When he was ready to open the door, Huw walked straight to the staircase and ascended, performing the part of a man who was exactly where he knew he was supposed to be. He’d walked this route before, of course: reconnaissance was essential. But every such exploration brought with it a risk of exposure, and there was no margin of error on this mission.
Emerging into the main second-floor corridor, he headed toward the bend where, in that other Berlin, the house had been extended and the mistress’s residence added to the new wing. It was a short walk to the Princess’s rooms, but this was the most hazardous part of the job: he was in possession of items that could not be explained away if he was challenged. Hulius walked calmly along the corridor, exuding confidence. He held a key: as soon as he recognized the vestibule leading to Elizabeth’s rooms he extended it to the lock.
“Excuse me, sir.” A woman’s voice, challenging. “What are you doing?”
Hulius turned slowly, and gave a half-bow, keeping a tight grip on his expression.

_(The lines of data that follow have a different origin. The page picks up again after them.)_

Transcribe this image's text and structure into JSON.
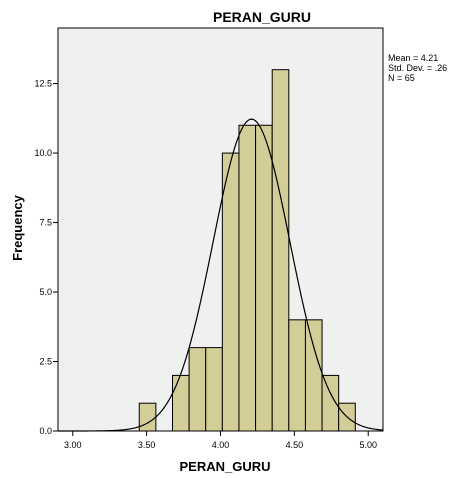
{
  "chart_data": {
    "type": "bar",
    "title": "PERAN_GURU",
    "xlabel": "PERAN_GURU",
    "ylabel": "Frequency",
    "xlim": [
      2.9,
      5.1
    ],
    "ylim": [
      0,
      14.5
    ],
    "x_ticks": [
      "3.00",
      "3.50",
      "4.00",
      "4.50",
      "5.00"
    ],
    "x_tick_values": [
      3.0,
      3.5,
      4.0,
      4.5,
      5.0
    ],
    "y_ticks": [
      "0.0",
      "2.5",
      "5.0",
      "7.5",
      "10.0",
      "12.5"
    ],
    "y_tick_values": [
      0,
      2.5,
      5.0,
      7.5,
      10.0,
      12.5
    ],
    "bins": [
      {
        "x0": 3.45,
        "x1": 3.5625,
        "value": 1
      },
      {
        "x0": 3.5625,
        "x1": 3.675,
        "value": 0
      },
      {
        "x0": 3.675,
        "x1": 3.7875,
        "value": 2
      },
      {
        "x0": 3.7875,
        "x1": 3.9,
        "value": 3
      },
      {
        "x0": 3.9,
        "x1": 4.0125,
        "value": 3
      },
      {
        "x0": 4.0125,
        "x1": 4.125,
        "value": 10
      },
      {
        "x0": 4.125,
        "x1": 4.2375,
        "value": 11
      },
      {
        "x0": 4.2375,
        "x1": 4.35,
        "value": 11
      },
      {
        "x0": 4.35,
        "x1": 4.4625,
        "value": 13
      },
      {
        "x0": 4.4625,
        "x1": 4.575,
        "value": 4
      },
      {
        "x0": 4.575,
        "x1": 4.6875,
        "value": 4
      },
      {
        "x0": 4.6875,
        "x1": 4.8,
        "value": 2
      },
      {
        "x0": 4.8,
        "x1": 4.9125,
        "value": 1
      }
    ],
    "normal_curve": {
      "mean": 4.21,
      "std": 0.26,
      "n": 65
    },
    "stats": {
      "mean": "Mean = 4.21",
      "std": "Std. Dev. = .26",
      "n": "N = 65"
    },
    "grid": false,
    "colors": {
      "plot_bg": "#f0f0f0",
      "bar_fill": "#d3ce97",
      "bar_stroke": "#000000",
      "curve": "#000000"
    }
  }
}
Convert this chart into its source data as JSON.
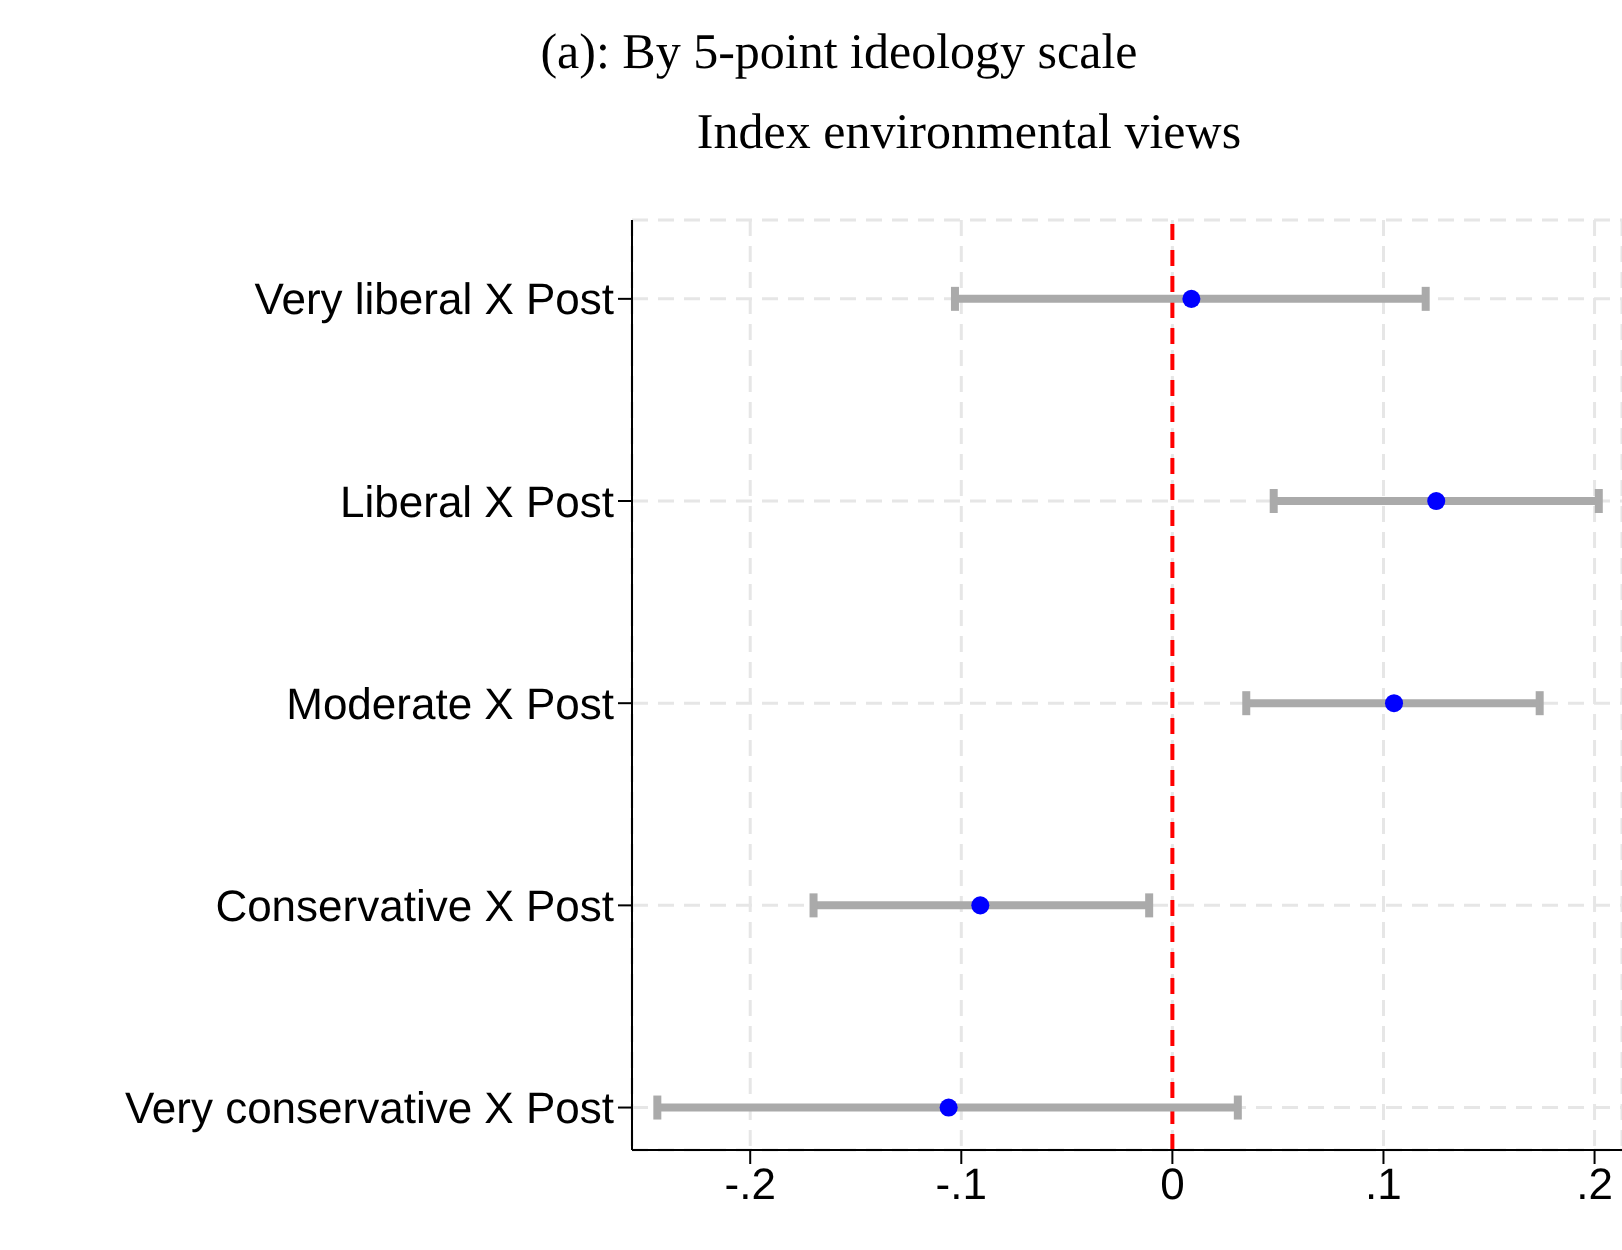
{
  "chart_data": {
    "type": "scatter",
    "title": "(a): By 5-point ideology scale",
    "subtitle": "Index environmental views",
    "orientation": "horizontal",
    "categories": [
      "Very liberal X Post",
      "Liberal X Post",
      "Moderate X Post",
      "Conservative X Post",
      "Very conservative X Post"
    ],
    "values": [
      0.009,
      0.125,
      0.105,
      -0.091,
      -0.106
    ],
    "errors": [
      [
        -0.103,
        0.12
      ],
      [
        0.048,
        0.202
      ],
      [
        0.035,
        0.174
      ],
      [
        -0.17,
        -0.011
      ],
      [
        -0.244,
        0.031
      ]
    ],
    "color": "#0000ff",
    "marker": "circle",
    "xlim": [
      -0.256,
      0.213
    ],
    "xticks": [
      {
        "value": -0.2,
        "label": "-.2"
      },
      {
        "value": -0.1,
        "label": "-.1"
      },
      0,
      {
        "value": 0.1,
        "label": ".1"
      },
      {
        "value": 0.2,
        "label": ".2"
      }
    ],
    "grid": true,
    "ref_lines": [
      {
        "axis": "x",
        "value": 0,
        "color": "#ff0000",
        "line_style": "dashed"
      }
    ]
  }
}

The woman was about thirty years old, her morning gown as impeccable as her cut-glass accent. Evidently one of the tutors. She looked curious rather than outraged. Hulius made a snap decision: “There is a special delivery for Lady Hanover,” he said apologetically, raising the carpetbag. “Her lady-in-waiting requested it to be delivered. I am to place it inside while she is attending her lessons.”